YARN’s Node Manager in Hadoop - dummies

YARN’s Node Manager in Hadoop

By Dirk deRoos

Each slave node in Yet Another Resource Negotiator (YARN) has a Node Manager daemon, which acts as a slave for the Resource Manager. As with the TaskTracker, each slave node has a service that ties it to the processing service (Node Manager) and the storage service (DataNode) that enable Hadoop to be a distributed system.

Each Node Manager tracks the available data processing resources on its slave node and sends regular reports to the Resource Manager.

The processing resources in a Hadoop cluster are consumed in bite-size pieces called containers. A container is a collection of all the resources necessary to run an application: CPU cores, memory, network bandwidth, and disk space. A deployed container runs as an individual process on a slave node in a Hadoop cluster.

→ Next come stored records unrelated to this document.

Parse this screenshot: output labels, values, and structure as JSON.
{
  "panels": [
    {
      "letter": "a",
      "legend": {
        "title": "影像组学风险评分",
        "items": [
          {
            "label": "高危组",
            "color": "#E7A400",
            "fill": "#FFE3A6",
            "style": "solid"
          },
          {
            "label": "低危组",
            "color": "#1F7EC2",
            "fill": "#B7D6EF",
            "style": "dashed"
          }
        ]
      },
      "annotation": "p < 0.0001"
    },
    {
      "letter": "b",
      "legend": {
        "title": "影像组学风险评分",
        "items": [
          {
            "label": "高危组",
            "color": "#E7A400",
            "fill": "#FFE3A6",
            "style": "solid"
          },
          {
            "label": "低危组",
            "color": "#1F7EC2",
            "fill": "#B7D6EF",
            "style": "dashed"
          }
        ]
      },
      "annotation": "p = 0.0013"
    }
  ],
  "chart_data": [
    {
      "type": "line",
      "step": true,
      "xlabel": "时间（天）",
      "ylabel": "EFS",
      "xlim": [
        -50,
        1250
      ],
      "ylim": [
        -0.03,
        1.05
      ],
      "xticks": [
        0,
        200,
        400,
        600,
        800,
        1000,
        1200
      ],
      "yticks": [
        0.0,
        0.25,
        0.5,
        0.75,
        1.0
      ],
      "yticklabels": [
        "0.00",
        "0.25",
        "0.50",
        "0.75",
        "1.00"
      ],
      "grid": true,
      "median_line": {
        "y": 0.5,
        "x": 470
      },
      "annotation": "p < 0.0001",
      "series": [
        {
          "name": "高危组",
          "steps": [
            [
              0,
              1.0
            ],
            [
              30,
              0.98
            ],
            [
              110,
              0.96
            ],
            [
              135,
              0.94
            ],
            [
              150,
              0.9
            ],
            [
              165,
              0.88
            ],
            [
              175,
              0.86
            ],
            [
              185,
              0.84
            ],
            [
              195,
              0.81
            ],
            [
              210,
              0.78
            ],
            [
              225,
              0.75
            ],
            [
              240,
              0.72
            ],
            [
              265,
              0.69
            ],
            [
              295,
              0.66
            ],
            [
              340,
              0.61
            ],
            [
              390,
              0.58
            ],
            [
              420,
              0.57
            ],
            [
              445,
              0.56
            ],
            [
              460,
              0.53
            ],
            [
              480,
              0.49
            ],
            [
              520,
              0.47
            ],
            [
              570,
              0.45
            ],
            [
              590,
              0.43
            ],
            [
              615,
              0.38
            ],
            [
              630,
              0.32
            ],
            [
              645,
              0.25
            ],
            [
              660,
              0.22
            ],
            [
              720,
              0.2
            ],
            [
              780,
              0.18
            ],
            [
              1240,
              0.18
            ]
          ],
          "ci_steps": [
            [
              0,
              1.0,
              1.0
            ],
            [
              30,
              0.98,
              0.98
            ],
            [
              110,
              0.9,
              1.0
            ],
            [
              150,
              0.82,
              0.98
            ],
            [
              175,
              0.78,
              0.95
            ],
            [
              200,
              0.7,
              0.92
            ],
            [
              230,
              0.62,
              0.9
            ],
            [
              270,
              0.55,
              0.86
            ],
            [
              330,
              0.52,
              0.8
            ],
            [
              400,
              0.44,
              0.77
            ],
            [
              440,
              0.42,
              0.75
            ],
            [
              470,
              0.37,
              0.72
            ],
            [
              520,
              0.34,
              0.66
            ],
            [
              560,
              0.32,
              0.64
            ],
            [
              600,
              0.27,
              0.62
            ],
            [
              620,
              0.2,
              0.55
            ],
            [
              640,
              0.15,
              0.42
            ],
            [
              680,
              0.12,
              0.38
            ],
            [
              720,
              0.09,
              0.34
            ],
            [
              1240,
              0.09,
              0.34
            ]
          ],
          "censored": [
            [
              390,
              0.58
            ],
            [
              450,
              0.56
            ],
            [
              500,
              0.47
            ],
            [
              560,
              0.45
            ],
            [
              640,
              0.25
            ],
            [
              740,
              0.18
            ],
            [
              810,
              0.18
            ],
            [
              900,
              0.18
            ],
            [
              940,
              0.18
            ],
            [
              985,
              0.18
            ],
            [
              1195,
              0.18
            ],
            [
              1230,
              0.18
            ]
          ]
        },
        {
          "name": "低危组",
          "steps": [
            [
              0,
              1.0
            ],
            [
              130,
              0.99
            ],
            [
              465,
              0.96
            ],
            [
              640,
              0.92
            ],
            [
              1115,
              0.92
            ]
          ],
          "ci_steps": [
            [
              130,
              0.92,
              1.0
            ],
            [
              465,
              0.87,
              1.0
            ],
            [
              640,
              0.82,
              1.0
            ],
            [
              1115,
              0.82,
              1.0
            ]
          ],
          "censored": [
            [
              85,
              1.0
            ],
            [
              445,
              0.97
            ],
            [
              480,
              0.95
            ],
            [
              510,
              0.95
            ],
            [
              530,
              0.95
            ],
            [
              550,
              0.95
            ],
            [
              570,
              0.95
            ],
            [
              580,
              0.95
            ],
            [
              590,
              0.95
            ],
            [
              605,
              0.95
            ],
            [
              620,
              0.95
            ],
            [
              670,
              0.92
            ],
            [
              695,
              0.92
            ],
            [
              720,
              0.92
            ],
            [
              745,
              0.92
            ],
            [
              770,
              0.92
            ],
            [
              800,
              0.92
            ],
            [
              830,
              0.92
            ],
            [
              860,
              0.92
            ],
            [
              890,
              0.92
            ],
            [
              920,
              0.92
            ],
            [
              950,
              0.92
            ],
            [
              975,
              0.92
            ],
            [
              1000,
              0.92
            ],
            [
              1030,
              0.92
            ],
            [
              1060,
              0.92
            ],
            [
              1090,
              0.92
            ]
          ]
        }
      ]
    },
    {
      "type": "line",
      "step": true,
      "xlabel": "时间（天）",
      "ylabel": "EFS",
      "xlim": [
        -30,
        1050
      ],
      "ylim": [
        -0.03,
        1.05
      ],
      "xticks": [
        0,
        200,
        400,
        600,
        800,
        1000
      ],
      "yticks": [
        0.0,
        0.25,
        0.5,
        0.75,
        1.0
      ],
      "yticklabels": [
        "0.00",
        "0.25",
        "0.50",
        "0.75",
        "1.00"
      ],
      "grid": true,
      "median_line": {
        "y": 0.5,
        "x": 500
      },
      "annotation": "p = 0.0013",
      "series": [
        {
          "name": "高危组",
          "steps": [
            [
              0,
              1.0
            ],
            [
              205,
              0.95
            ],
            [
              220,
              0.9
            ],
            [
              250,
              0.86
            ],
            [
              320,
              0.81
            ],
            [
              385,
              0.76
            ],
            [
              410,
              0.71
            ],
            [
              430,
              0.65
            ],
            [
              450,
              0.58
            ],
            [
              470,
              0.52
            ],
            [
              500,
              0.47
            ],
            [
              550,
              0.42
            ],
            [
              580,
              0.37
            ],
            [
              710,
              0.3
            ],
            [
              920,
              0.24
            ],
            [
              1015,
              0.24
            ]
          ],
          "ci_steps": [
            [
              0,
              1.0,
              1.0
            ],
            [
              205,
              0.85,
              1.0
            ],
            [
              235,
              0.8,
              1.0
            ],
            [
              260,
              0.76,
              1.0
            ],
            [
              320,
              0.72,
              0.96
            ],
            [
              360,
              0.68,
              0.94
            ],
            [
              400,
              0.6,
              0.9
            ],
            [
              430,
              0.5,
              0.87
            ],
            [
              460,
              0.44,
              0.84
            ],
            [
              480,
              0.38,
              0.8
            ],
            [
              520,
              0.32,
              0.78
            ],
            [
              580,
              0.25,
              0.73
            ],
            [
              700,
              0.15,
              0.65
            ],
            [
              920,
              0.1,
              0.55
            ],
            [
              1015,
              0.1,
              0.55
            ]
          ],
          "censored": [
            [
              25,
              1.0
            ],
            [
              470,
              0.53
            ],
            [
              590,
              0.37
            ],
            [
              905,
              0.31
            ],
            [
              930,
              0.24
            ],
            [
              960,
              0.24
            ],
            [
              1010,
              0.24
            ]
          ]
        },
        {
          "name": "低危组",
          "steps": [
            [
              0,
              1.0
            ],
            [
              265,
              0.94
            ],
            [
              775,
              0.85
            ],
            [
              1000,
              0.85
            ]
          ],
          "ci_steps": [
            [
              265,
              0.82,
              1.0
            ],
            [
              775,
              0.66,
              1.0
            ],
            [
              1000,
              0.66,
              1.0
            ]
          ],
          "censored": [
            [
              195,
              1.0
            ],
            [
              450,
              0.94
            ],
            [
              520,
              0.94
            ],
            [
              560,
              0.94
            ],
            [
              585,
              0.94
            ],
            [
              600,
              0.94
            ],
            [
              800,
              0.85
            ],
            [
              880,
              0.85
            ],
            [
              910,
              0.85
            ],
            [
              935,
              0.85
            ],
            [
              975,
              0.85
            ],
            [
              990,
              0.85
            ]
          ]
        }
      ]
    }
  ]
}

The concept of a container may remind you of a slot, the unit of processing used by the JobTracker and TaskTracker, but they have some notable differences. Most significantly, containers are generic and can run whatever application logic they’re given, unlike slots, which are specifically defined to run either map or reduce tasks. Also, containers can be requested with custom amounts of resources, while slots are all uniform.

As long as the requested amount is within the minimum and maximum bounds of what’s acceptable for a container (and as long as the requested amount of memory is a multiple of the minimum amount), the Resource Manager will grant and schedule that container.

All container processes running on a slave node are initially provisioned, monitored, and tracked by that slave node’s Node Manager daemon.